Proximity effect in a heterostructure of a high $T_c$ superconductor with a topological insulator from Dynamical mean field theory

TL;DR

This study uses dynamical mean field theory to analyze the proximity effect between a high-temperature superconductor and a topological insulator, revealing how superconductivity penetrates the TI and how the TI influences the superconductor.

Contribution

It introduces a theoretical framework combining CDMFT with a heterostructure model to study the proximity effect in superconductor-topological insulator systems.

Findings

Superconductivity penetration depends on the Fermi level position.

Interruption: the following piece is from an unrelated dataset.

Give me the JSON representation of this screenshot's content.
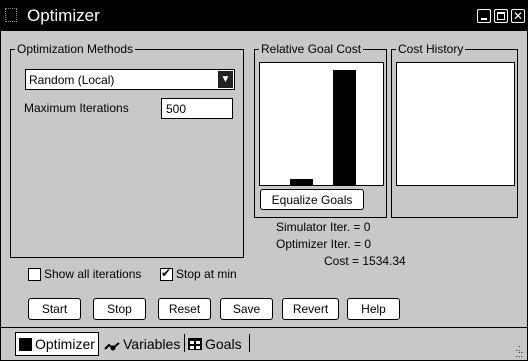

The TI layer affects the Mott physics of the superconductor.

Increasing tunneling amplitude reduces Mott physics in the superconductor.

Abstract

We investigate the proximity effect in a heterostructure of the topological insulator (TI) \BiSe\ deposited on the HTSC material BSCCO. The latter is described by the one-band Hubbard model and is treated with cluster dynamical mean field theory (CDMFT), the TI layers being included via the CDMFT self-consistency loop. The penetration of superconductivity into the TI depends on the position of the Fermi level with respect to the TI gap. We illustrate the back action of the TI layer on the HTSC layer, in particular the gradual disappearance of Mott physics with increasing tunneling amplitude.